SEAR DevBlog, week of 10/27: One week to go
- Adam Nicolai

- Oct 31
- 3 min read

I've decided to take that extra week before releasing the public prototype. We are very close to a final revamp on the game logo and completing implementation on the last reswave, and both things would benefit the prototype enough to wait and make sure they're in.
Here's where we made progress this week:
Logo redesign: Starting more or less from scratch, we've been conducting an iterative process over the course of the week that's involved different colors, shapes, letter connections, fonts - the whole thing. The logo above is pretty close to where we're going to end up. Without rehashing every step we took to get here, what I like about it is that the tops of the R and the S hint at a single long oval - kind of like a racetrack. In fact we explored that direction more deeply with some other models:


What I like about all these designs is that the racetrack oval is subverted; you have the intimation of the typical race, but the track jukes away from where it's expected to go - either down into the angle of the A or straight off into the distance, implying an infinite track, which is exactly how SEAR phases work! So I'm kind of excited about the symbology here. Ultimately I felt like the oval was just a bit too on the nose and I have a really cool idea for how to animate into a logo with the shape of that top one on the title screen and website, etc. so that's the direction we're leaning.
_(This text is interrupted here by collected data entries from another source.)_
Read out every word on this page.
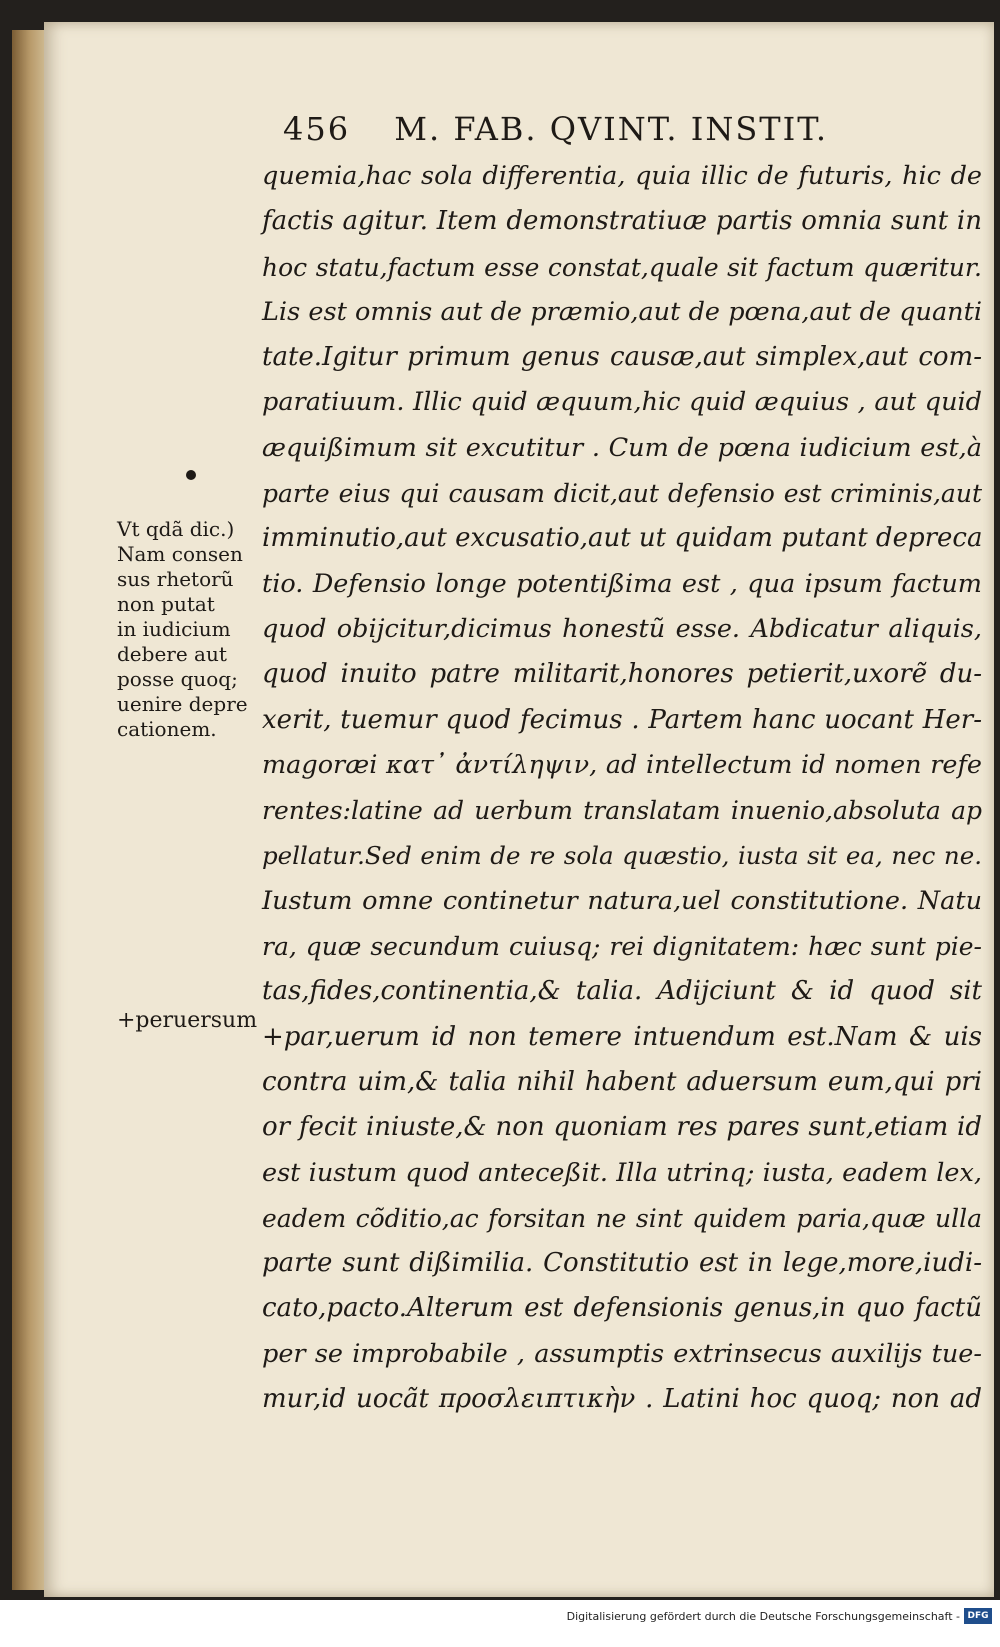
456 M. FAB. QVINT. INSTIT.
Vt qdã dic.)
Nam consen
sus rhetorũ
non putat
in iudicium
debere aut
posse quoq;
uenire depre
cationem.
+peruersum
quemia,hac sola differentia, quia illic de futuris, hic de
factis agitur. Item demonstratiuæ partis omnia sunt in
hoc statu,factum esse constat,quale sit factum quæritur.
Lis est omnis aut de præmio,aut de pœna,aut de quanti
tate.Igitur primum genus causæ,aut simplex,aut com-
paratiuum. Illic quid æquum,hic quid æquius , aut quid
æquißimum sit excutitur . Cum de pœna iudicium est,à
parte eius qui causam dicit,aut defensio est criminis,aut
imminutio,aut excusatio,aut ut quidam putant depreca
tio. Defensio longe potentißima est , qua ipsum factum
quod obijcitur,dicimus honestũ esse. Abdicatur aliquis,
quod inuito patre militarit,honores petierit,uxorẽ du-
xerit, tuemur quod fecimus . Partem hanc uocant Her-
magoræi κατ᾽ ἀντίληψιν, ad intellectum id nomen refe
rentes:latine ad uerbum translatam inuenio,absoluta ap
pellatur.Sed enim de re sola quæstio, iusta sit ea, nec ne.
Iustum omne continetur natura,uel constitutione. Natu
ra, quæ secundum cuiusq; rei dignitatem: hæc sunt pie-
tas,fides,continentia,& talia. Adijciunt & id quod sit
+par,uerum id non temere intuendum est.Nam & uis
contra uim,& talia nihil habent aduersum eum,qui pri
or fecit iniuste,& non quoniam res pares sunt,etiam id
est iustum quod anteceßit. Illa utrinq; iusta, eadem lex,
eadem cõditio,ac forsitan ne sint quidem paria,quæ ulla
parte sunt dißimilia. Constitutio est in lege,more,iudi-
cato,pacto.Alterum est defensionis genus,in quo factũ
per se improbabile , assumptis extrinsecus auxilijs tue-
mur,id uocãt προσλειπτικὴν . Latini hoc quoq; non ad
Digitalisierung gefördert durch die Deutsche Forschungsgemeinschaft - DFG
It should be finalized next week, and that coupled with some of the vehicle redesigns should finally let us update some of those pending box art images and get these art design dominoes falling.
The last reswave: This is an optional laser fire mechanic present in phases 3 & 6 which allows the player to destroy the vehicle ahead of them (if there is one). Due to the fact that it's not always available, it destroys another vehicle, it requires live position tracking, and its musical triggers are on the half-beat, it's by far the trickiest reswave. Which is why it's taken so long to reach final implementation despite having a working shell for months. We figured out some key parts of the visual language to communicate this reswave's prompts in a hopefully intuitive manner this week, parallel to working on the nuts and bolts of getting it working in game how it's supposed to. One more week should be enough to get it operational and tested. If not, we'll launch without it and patch it in asap.
Wave sensor: This bad boy is now generating a single new object for every reswave that needs prompting, just as planned. It works really well, if still on placeholder visuals. Once the particle effects are in I think it will really pop. The blueprint also needs some rewriting to make it more scalable and the objects a bit more self-contained.
Bug fixes and redesigns: I finally fixed a stubborn bad reference in the ABP that's been haunting me for months, which required several different approaches before I found the right one and a fairly heavy rewrite of some of the animation logic. On top of that we had continuing updates to the Pause menu, per-phase reach calculations, voice lines, and physics.
Physics continues to have some irritating flaws unfortunately. While the vehicle is no longer flipping, when all boosts are lining up it does have a tendency to go airborne and stay there. It's a fairly infrequent bug, so I don't think it should delay a prototype, but it definitely needs to be under control before the final demo. This is the biggest flaw in the game right now but it's also the most subject to budget constraints, which is a nasty combination. We'll get there one way or another, hopefully soon.